Les lunettes de M. Migaud, l’éditorial de Jean-Paul Piérot
Soigner sa vue relève-t-il d’une médecine de confort ?
Hier dans son rapport annuel sur la Sécurité sociale,
la Cour des comptes a poussé l’obsession
de la réduction des dépenses sociales jusqu’à préconiser
l’arrêt du remboursement, déjà très mince, des frais
d’optique. Et voilà les lunettes rangées au rayonnage
des produits de luxe ! Il faut faire preuve d’une bonne
dose d’aveuglement pour émettre un tel signal,
quand on sait que les soins ophtalmologiques sont ceux
auxquels les Français aux revenus les plus modestes
renoncent le plus souvent.
Le résultat d’un retrait de l’assurance maladie de l’optique sur les comptes de la Sécurité sociale tiendrait du symbole,
puisque l’essentiel du remboursement repose sur
les complémentaires santé (mutuelles et assurances),
mais celles-ci n’auraient d’autre solution que d’augmenter leurs tarifs. Un nouveau coup serait porté à l’égalité
de tous en matière d’accès aux soins.
Effarant raisonnement que celui de la Cour des comptes consistant à invoquer l’opacité du marché
de l’optique, les marges excessives que s’attribuent les lunetiers pour prôner le déremboursement ! Si l’on poussait
l’argument jusqu’à l’absurde, pourquoi alors ne pas préconiser le déremboursement des médicaments au motif
de l’opacité des laboratoires pharmaceutiques ou des soins prodigués par des établissements hospitaliers privés
en raison des profits juteux qu’ils réalisent ? Il faut agir pour une régulation
des tarifs et non pas sanctionner
les patients.
L’émoi que n’a pas manqué de provoquer cette proposition énoncée par Didier Migaud, le président
socialiste de la Cour des comptes, a conduit le gouvernement à prendre ses distances et Marisol Touraine à assurer
qu’« il n’y aura pas de déremboursement des lunettes ». Dont acte. Mais la ministre des Affaires sociales a pris soin
d’ajouter que le gouvernement a engagé « la stabilisation des dépenses de santé ». De la stabilisation à la stagnation,
il n’y a qu’un pas et les besoins en matière de santé publique exigent bien davantage que la recherche
de « gisements d’économie considérables », selon la formule de Didier Migaud.

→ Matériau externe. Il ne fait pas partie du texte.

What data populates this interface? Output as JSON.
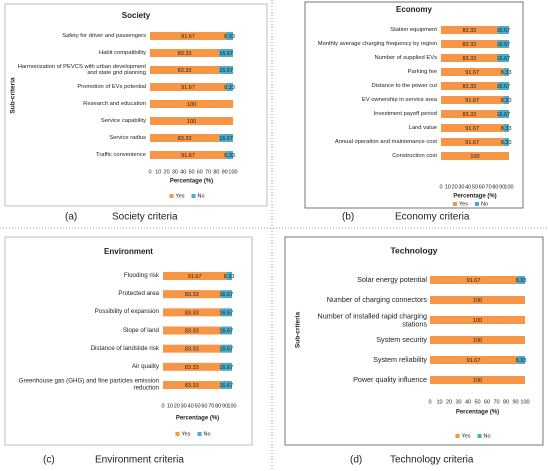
{
  "chart_data": [
    {
      "type": "bar",
      "orientation": "horizontal",
      "stacked": true,
      "title": "Society",
      "categories": [
        "Safety for driver and passengers",
        "Habit compatibility",
        "Harmonization of PEVCS with urban development and state grid planning",
        "Promotion of EVs potential",
        "Research and education",
        "Service capability",
        "Service radius",
        "Traffic convenience"
      ],
      "series": [
        {
          "name": "Yes",
          "color": "#f79646",
          "values": [
            91.67,
            83.33,
            83.33,
            91.67,
            100,
            100,
            83.33,
            91.67
          ]
        },
        {
          "name": "No",
          "color": "#4bacc6",
          "values": [
            8.33,
            16.67,
            16.67,
            8.33,
            null,
            null,
            16.67,
            8.33
          ]
        }
      ],
      "xlim": [
        0,
        100
      ],
      "xticks": [
        0,
        10,
        20,
        30,
        40,
        50,
        60,
        70,
        80,
        90,
        100
      ],
      "xlabel": "Percentage (%)",
      "ylabel": "Sub-criteria",
      "legend": "bottom",
      "caption_label": "(a)",
      "caption": "Society criteria"
    },
    {
      "type": "bar",
      "orientation": "horizontal",
      "stacked": true,
      "title": "Economy",
      "categories": [
        "Station equipment",
        "Monthly average charging frequency by region",
        "Number of supplied EVs",
        "Parking fee",
        "Distance to the power cut",
        "EV ownership in service area",
        "Investment payoff period",
        "Land value",
        "Annual operation and maintenance cost",
        "Construction cost"
      ],
      "series": [
        {
          "name": "Yes",
          "color": "#f79646",
          "values": [
            83.33,
            83.33,
            83.33,
            91.67,
            83.33,
            91.67,
            83.33,
            91.67,
            91.67,
            100
          ]
        },
        {
          "name": "No",
          "color": "#4bacc6",
          "values": [
            16.67,
            16.67,
            16.67,
            8.33,
            16.67,
            8.33,
            16.67,
            8.33,
            8.33,
            null
          ]
        }
      ],
      "xlim": [
        0,
        100
      ],
      "xticks": [
        0,
        10,
        20,
        30,
        40,
        50,
        60,
        70,
        80,
        90,
        100
      ],
      "xlabel": "Percentage (%)",
      "legend": "bottom",
      "caption_label": "(b)",
      "caption": "Economy criteria"
    },
    {
      "type": "bar",
      "orientation": "horizontal",
      "stacked": true,
      "title": "Environment",
      "categories": [
        "Flooding risk",
        "Protected area",
        "Possibility of expansion",
        "Slope of land",
        "Distance of landslide risk",
        "Air quality",
        "Greenhouse gas (GHG) and fine particles emission reduction"
      ],
      "series": [
        {
          "name": "Yes",
          "color": "#f79646",
          "values": [
            91.67,
            83.33,
            83.33,
            83.33,
            83.33,
            83.33,
            83.33
          ]
        },
        {
          "name": "No",
          "color": "#4bacc6",
          "values": [
            8.33,
            16.67,
            16.67,
            16.67,
            16.67,
            16.67,
            16.67
          ]
        }
      ],
      "xlim": [
        0,
        100
      ],
      "xticks": [
        0,
        10,
        20,
        30,
        40,
        50,
        60,
        70,
        80,
        90,
        100
      ],
      "xlabel": "Percentage (%)",
      "legend": "bottom",
      "caption_label": "(c)",
      "caption": "Environment criteria"
    },
    {
      "type": "bar",
      "orientation": "horizontal",
      "stacked": true,
      "title": "Technology",
      "categories": [
        "Solar energy potential",
        "Number of charging connectors",
        "Number of installed rapid charging stations",
        "System security",
        "System reliability",
        "Power quality influence"
      ],
      "series": [
        {
          "name": "Yes",
          "color": "#f79646",
          "values": [
            91.67,
            100,
            100,
            100,
            91.67,
            100
          ]
        },
        {
          "name": "No",
          "color": "#4bacc6",
          "values": [
            8.33,
            null,
            null,
            null,
            8.33,
            null
          ]
        }
      ],
      "xlim": [
        0,
        100
      ],
      "xticks": [
        0,
        10,
        20,
        30,
        40,
        50,
        60,
        70,
        80,
        90,
        100
      ],
      "xlabel": "Percentage (%)",
      "ylabel": "Sub-criteria",
      "legend": "bottom",
      "caption_label": "(d)",
      "caption": "Technology criteria"
    }
  ]
}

Les frais d’optique ne sont que l’une des cibles de l’arsenal de mesures d’économies aux conséquences
inquiétantes contenues dans le rapport des juges de la rue Cambon. Au nom d’un « effort accru de maîtrise
des dépenses de santé », assimilées à « une spirale de la dette sociale », la juridiction présidée par Didier Migaud
dessine les contours d’une cure d’austérité (réduction des dépenses hospitalières, des séjours à l’hôpital, réduction
des actes de biologie, économies sur les soins de nuit…).
Elle esquisse le projet d’un système à deux vitesses,
dans lequel les assurances privées prendront une place prépondérante dans l’accès aux soins de qualité,
au détriment des principes de solidarité de la Sécurité sociale.